Zim democratic transition remains at risk –– ICG

ZIMBABWE is facing political and security risks which might scuttle the current transition, the International Crisis Group (ICG), a global organisation led by retired statesmen, has said.

In its latest report titled Zimbabwe: Political and Security Challenges to the Transition, the ICG said the country’s transition from dictatorship to democracy was bedevilled by serious “political and security risks”.

“Despite initial scepticism, Zimbabwe’s year-old unity government has achievements to its credit, but the democratic transition remains at risk, especially from hard-line security officials –– President Robert Mugabe’s last reliable supporters,” the report says.

ICG Africa Programme Director François Grignon said the military posed the greatest threat to transition.

“As Zimbabwe enters its second year under a unity government, the challenges to democratic transformation are in sharp focus,” Grignon said.

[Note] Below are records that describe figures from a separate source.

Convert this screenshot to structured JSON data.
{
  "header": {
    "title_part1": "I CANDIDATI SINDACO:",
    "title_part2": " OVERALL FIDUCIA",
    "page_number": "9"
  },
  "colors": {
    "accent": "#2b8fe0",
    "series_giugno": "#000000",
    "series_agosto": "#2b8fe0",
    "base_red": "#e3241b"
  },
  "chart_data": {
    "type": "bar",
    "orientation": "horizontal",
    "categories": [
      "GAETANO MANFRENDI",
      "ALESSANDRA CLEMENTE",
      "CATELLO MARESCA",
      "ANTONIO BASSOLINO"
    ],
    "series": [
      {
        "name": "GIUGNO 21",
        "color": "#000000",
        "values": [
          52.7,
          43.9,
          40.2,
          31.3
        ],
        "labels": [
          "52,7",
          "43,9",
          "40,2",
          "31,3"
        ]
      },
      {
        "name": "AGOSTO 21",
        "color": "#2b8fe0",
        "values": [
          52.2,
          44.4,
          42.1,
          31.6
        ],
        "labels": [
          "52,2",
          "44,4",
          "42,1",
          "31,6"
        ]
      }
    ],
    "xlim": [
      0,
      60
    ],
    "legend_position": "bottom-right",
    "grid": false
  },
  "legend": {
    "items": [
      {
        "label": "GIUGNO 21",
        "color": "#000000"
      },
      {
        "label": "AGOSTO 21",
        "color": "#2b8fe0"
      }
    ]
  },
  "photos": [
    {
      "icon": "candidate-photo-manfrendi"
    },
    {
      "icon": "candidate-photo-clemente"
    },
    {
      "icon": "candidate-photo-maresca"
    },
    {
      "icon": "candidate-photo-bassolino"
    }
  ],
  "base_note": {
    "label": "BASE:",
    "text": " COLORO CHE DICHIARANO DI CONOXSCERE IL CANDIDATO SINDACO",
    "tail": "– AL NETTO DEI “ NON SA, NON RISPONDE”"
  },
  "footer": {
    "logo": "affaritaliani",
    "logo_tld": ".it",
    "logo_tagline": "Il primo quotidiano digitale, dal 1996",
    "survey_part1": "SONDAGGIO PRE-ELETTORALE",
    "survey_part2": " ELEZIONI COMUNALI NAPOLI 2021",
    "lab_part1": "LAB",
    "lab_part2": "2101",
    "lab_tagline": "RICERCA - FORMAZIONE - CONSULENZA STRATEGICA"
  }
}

“The military leadership and other Mugabe loyalists in Zanu PF are using their symbiotic relationship with the state apparatus to exercise veto power over the transition. A mature political system must develop, so Zanu PF and the MDC engage as both competitors in politics and partners in government.”

The latest briefing from the ICG analyses the situation in Zimbabwe resulting from the Global Political Agreement (GPA) that broke the stalemate following failed 2008 presidential elections and led to the formation of the inclusive government in February 2009. It concludes that all domestic signatories of the GPA, as well as the South African mediation, must embrace democratic transformation as the vital objective of the transition.

“A wide range of problems could return Zimbabwe to where it was a year ago –– on the edge of collapse –– if the long-ruling Zanu PF and the military leadership maintain an intransigent stance on the reforms for economic and political stability,” the ICG report says.

“Against the odds, the government that brought together Mugabe and the leaders of the divided wings of the MDC, Prime Minister Morgan Tsvangirai and Deputy Prime Minister Arthur Mutambara, started well. Schools and hospitals re-opened; civil servants were paid and returned to work; hyperinflation was halted; goods returned to store shelves; a cholera epidemic was controlled; and human rights activists reported a significant drop in abuses.”

However, the ICG said “major threats can still derail the reform process” and plunge the country back to the dark era of political repression and economic meltdown. –– Staff Writer.